Processing rates meet detector requirements

Tools support efficient early experimentation

Software architecture is adaptable for different detectors

Abstract

European Spallation Source (ESS) will deliver neutrons at high flux for use in diverse neutron scattering techniques. The neutron source facility and the scientific instruments will be located in Lund, and the Data Management and Software Centre (DMSC), in Copenhagen. A number of detector prototypes are being developed at ESS together with its European in-kind partners, for example: SoNDe, Multi-Grid, Multi-Blade and Gd-GEM. These are all position sensitive detectors but use different techniques for the detection of neutrons. Except for digitization of electronics readout, all neutron data is anticipated to be processed in software.
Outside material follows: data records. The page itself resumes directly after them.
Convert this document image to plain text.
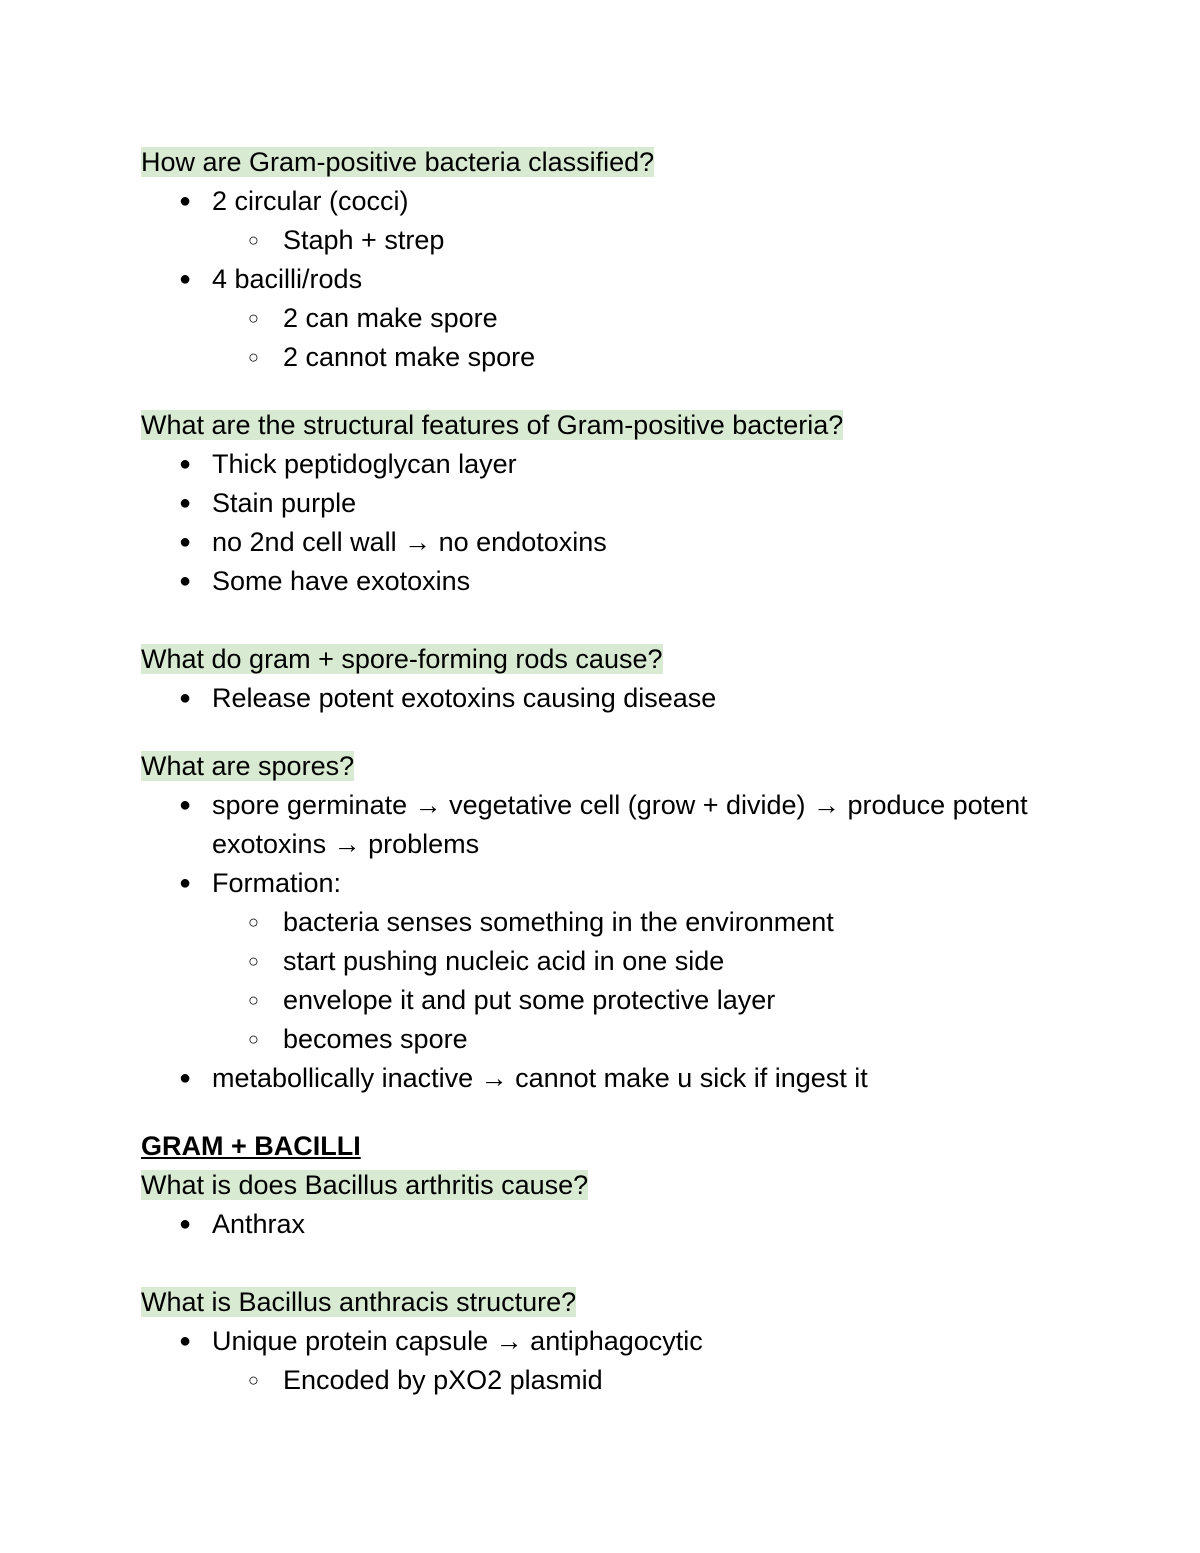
How are Gram-positive bacteria classified?
● 2 circular (cocci)
○ Staph + strep
● 4 bacilli/rods
○ 2 can make spore
○ 2 cannot make spore
What are the structural features of Gram-positive bacteria?
● Thick peptidoglycan layer
● Stain purple
● no 2nd cell wall → no endotoxins
● Some have exotoxins
What do gram + spore-forming rods cause?
● Release potent exotoxins causing disease
What are spores?
● spore germinate → vegetative cell (grow + divide) → produce potent exotoxins → problems
● Formation:
○ bacteria senses something in the environment
○ start pushing nucleic acid in one side
○ envelope it and put some protective layer
○ becomes spore
● metabollically inactive → cannot make u sick if ingest it
GRAM + BACILLI
What is does Bacillus arthritis cause?
● Anthrax
What is Bacillus anthracis structure?
● Unique protein capsule → antiphagocytic
○ Encoded by pXO2 plasmid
This provides maximum flexibility and adaptability and allows deep inspection of the raw data for commissioning which will reduce the risk of starting up new detector technologies. But it also requires development of high performance software processing pipelines and optimized and scalable processing algorithms. This report provides a description of the ESS system architecture for the neutron data path. Special focus is on the interface between the detectors and DMSC which is based on UDP over Ethernet links. The report also describes the software architecture for detector data processing and the tools we have developed, which have proven very useful for efficient early experimentation, and can be run on a single laptop. Processing requirements for the SoNDe, Multi-Grid, Multi-Blade and Ge-GEM detectors are presented and compared to event processing rates archived so far.